Lights, Camera, Action
Photos of micronutrient deficiency symptoms, like the ones used on pages 20, 22 and 24, are almost impossible to find. That’s because it’s extremely difficult to get symptoms to manifest themselves the way you want them to for a portrait.
"It’s very hard to get one deficiency to show up," says Farm Journal Field Agronomist Ken Ferrie. "In the real world, you usually see several deficiencies at once."
That’s why Ferrie’s staff at Crop-Tech Consulting decided to create their own photos of micronutrient deficiencies. "We killed a lot of corn plants before we got the symptoms to show up," Ferrie says.
Thomas Zerebny took the lead, first finding nutrient mixtures and information about indoor lighting for plants.
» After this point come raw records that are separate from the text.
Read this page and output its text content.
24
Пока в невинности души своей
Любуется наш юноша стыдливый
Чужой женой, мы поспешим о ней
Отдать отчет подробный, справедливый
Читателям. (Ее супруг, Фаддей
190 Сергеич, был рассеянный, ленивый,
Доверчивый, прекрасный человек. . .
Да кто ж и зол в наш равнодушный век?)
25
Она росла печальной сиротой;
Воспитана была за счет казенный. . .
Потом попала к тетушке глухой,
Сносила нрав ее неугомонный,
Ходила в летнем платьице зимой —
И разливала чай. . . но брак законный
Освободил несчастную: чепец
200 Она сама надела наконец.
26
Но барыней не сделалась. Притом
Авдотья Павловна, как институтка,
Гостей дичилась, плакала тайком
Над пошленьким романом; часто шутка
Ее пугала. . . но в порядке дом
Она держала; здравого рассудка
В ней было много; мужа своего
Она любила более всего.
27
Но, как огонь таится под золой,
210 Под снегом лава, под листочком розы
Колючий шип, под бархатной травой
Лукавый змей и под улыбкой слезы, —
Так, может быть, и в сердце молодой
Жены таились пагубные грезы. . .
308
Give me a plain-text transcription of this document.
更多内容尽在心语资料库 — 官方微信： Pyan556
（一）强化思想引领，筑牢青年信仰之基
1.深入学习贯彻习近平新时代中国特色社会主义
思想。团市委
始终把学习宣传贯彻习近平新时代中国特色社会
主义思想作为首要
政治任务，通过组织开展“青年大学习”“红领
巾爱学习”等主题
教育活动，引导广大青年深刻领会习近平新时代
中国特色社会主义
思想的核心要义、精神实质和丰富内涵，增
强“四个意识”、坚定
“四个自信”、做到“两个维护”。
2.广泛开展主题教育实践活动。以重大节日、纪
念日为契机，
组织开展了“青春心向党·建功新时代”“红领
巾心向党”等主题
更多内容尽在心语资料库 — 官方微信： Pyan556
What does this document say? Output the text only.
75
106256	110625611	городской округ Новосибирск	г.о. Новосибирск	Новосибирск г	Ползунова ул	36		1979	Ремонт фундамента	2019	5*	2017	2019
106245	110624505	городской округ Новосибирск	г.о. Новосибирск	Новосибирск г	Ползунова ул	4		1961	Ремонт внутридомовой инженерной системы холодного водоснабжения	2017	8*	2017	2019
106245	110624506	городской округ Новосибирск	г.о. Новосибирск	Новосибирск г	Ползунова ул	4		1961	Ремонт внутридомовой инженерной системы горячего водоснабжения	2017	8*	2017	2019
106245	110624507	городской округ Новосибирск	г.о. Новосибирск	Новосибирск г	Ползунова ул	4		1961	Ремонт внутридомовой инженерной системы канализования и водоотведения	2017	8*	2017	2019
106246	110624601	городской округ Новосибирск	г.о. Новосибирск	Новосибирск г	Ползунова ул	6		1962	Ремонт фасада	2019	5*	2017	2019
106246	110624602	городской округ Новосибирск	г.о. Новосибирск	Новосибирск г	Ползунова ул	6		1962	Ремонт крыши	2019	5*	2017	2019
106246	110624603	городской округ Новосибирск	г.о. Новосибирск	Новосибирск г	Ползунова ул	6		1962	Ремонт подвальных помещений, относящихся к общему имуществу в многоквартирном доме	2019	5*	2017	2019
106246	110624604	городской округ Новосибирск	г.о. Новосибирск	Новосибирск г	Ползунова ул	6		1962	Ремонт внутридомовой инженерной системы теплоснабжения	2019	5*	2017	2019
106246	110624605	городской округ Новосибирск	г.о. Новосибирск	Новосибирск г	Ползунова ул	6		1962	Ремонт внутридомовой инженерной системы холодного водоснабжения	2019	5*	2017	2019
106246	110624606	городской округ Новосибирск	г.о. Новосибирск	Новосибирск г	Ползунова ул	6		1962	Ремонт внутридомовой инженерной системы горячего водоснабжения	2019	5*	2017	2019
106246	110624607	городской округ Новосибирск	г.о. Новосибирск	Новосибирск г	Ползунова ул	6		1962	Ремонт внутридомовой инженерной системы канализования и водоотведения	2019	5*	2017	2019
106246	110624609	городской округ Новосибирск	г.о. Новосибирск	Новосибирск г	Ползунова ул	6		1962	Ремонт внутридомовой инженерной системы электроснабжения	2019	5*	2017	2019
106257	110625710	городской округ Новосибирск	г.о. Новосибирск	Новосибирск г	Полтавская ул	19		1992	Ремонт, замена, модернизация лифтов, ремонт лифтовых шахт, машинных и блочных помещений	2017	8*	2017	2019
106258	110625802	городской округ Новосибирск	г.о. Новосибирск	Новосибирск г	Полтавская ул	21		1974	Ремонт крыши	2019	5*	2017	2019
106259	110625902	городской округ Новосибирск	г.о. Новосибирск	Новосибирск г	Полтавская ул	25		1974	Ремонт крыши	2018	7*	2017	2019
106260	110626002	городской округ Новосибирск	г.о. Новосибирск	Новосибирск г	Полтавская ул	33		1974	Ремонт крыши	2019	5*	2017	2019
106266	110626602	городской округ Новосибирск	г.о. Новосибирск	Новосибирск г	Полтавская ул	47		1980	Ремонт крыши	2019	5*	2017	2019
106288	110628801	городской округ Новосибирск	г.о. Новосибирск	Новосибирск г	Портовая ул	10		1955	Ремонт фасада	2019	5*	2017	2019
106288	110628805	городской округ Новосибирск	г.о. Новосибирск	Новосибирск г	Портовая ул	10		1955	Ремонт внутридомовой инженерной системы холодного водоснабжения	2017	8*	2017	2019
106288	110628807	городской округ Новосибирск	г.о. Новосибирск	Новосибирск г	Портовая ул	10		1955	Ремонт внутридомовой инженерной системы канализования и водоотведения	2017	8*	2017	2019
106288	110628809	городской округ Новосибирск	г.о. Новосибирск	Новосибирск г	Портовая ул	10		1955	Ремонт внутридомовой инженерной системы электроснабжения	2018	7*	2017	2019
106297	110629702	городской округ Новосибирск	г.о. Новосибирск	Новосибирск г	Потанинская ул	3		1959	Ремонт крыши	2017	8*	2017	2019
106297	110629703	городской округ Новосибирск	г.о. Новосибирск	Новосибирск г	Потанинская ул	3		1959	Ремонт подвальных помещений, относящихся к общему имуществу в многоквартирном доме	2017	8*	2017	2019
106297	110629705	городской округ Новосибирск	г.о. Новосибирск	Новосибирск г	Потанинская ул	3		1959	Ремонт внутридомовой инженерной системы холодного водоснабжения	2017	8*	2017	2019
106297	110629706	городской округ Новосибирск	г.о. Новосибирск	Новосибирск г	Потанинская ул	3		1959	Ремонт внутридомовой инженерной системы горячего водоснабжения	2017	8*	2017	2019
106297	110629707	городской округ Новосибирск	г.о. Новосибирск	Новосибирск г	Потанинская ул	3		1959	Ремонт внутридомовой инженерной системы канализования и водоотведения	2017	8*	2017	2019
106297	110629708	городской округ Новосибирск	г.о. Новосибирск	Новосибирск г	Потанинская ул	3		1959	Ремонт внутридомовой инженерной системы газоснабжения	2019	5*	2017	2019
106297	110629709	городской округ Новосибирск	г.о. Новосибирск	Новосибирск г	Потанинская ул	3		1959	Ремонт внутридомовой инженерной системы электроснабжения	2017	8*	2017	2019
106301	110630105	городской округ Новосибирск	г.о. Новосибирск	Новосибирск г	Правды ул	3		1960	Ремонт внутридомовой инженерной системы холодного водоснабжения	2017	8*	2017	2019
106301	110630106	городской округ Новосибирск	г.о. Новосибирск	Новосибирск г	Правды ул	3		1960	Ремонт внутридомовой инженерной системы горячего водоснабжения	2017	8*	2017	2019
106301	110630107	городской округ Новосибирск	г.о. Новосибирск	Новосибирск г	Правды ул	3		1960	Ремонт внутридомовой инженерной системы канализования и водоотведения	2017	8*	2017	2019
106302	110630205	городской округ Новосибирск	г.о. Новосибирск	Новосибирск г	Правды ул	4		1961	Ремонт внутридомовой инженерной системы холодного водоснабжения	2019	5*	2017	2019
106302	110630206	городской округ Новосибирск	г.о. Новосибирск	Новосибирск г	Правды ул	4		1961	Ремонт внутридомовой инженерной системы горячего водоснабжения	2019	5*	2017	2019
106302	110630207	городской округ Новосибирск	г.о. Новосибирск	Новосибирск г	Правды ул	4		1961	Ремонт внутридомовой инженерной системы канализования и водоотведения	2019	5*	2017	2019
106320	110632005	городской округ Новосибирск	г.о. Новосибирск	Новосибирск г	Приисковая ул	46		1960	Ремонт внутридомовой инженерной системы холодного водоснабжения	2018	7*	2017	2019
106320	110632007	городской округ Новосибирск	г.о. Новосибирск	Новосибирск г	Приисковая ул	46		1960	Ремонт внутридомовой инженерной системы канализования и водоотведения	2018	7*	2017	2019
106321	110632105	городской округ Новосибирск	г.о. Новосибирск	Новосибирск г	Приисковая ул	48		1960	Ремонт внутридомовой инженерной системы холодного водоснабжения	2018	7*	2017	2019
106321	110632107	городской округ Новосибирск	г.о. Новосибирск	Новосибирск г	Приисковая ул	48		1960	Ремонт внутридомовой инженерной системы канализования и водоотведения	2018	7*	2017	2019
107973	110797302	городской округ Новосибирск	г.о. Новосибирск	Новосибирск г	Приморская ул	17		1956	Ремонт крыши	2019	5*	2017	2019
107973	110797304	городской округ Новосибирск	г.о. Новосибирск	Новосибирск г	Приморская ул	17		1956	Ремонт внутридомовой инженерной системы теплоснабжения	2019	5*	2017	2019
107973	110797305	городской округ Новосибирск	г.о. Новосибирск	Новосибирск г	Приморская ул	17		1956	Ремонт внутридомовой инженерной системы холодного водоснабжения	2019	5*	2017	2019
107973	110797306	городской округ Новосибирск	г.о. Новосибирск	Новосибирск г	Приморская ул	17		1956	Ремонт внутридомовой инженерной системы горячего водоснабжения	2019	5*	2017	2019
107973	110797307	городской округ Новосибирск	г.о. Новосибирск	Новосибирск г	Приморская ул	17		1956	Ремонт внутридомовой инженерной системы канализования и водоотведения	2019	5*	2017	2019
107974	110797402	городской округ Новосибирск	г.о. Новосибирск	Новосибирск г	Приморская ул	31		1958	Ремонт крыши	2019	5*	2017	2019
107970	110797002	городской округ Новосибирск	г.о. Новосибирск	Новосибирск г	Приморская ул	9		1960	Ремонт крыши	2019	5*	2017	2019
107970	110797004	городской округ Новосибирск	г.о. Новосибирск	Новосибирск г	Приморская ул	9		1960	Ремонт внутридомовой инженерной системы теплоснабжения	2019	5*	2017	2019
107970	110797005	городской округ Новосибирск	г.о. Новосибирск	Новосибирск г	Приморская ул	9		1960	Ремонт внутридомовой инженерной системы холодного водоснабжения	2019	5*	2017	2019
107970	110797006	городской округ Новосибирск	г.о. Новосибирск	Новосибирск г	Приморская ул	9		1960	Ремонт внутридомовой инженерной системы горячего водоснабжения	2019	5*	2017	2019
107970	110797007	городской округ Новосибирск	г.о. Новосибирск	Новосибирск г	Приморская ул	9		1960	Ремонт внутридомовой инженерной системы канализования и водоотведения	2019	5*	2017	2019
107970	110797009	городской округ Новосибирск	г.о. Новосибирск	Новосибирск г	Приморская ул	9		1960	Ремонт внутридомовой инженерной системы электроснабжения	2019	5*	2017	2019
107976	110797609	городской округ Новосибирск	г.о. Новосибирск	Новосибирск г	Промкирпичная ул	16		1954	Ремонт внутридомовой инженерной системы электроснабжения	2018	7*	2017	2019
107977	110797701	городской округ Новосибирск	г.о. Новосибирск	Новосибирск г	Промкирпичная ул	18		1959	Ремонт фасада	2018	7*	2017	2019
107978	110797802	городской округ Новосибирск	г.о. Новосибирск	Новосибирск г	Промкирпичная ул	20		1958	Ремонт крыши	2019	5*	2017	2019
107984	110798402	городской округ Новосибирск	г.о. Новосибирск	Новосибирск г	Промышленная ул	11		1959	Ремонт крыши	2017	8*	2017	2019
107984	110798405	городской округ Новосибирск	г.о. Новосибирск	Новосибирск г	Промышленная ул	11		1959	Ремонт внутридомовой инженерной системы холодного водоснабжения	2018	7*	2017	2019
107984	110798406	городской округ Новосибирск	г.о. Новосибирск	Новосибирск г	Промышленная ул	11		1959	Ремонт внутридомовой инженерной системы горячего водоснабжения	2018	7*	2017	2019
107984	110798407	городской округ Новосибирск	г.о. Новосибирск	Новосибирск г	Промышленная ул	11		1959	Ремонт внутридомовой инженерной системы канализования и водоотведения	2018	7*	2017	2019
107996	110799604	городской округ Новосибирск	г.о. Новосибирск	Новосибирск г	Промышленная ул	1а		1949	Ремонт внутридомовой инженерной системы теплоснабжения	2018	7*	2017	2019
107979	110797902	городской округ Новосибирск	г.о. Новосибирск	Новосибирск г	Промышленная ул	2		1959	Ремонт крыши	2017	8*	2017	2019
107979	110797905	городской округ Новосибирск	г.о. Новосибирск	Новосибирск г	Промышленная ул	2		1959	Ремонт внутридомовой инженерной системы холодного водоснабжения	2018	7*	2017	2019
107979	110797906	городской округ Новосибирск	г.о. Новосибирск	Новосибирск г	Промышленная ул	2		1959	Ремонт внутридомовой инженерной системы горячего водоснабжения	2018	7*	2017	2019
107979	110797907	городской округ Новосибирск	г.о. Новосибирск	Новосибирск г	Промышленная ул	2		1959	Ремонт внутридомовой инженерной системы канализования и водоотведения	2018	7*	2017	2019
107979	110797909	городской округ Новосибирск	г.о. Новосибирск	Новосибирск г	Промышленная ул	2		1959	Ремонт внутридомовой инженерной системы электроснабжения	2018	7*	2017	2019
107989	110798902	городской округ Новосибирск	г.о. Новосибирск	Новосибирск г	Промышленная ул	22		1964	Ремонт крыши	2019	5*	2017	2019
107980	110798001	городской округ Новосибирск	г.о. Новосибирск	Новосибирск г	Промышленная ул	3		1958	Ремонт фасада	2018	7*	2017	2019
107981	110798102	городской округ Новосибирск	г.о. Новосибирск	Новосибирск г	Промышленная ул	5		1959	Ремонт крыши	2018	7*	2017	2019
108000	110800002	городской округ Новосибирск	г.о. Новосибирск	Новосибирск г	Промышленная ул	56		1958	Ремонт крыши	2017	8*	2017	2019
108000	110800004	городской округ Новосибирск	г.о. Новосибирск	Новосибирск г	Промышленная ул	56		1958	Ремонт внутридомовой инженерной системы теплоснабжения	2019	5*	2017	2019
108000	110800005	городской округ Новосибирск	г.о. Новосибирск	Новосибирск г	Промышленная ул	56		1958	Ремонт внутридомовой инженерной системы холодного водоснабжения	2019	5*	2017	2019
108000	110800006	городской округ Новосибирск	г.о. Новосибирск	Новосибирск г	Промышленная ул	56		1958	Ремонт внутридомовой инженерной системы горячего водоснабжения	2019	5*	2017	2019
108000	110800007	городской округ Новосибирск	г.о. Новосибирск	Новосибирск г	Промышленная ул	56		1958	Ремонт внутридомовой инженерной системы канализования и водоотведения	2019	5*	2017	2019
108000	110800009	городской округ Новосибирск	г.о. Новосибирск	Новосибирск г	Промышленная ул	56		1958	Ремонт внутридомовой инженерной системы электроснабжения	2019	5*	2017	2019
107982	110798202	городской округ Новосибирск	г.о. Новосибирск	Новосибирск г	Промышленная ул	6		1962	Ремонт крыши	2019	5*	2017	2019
Two sources were especially helpful: Doug Walker of the University of California, Davis, and employees of the LaMotte Company of Chestertown, Md.
No one, though, had any experience growing corn hydroponically. After trying to grow corn in what the team thought was sterile, washed sand, very few deficiencies showed up. Soil testing discovered their sterile sand had more nutrients than most farmers’ fields.
Ultimately, with help from Ferrie’s son, Zach, Zerebny planted the corn in buckets, over lava rock, under grow-lights. Then he used an automated system to circulate the appropriate nutrient solution for each plant over its roots for 15 minutes out of every hour.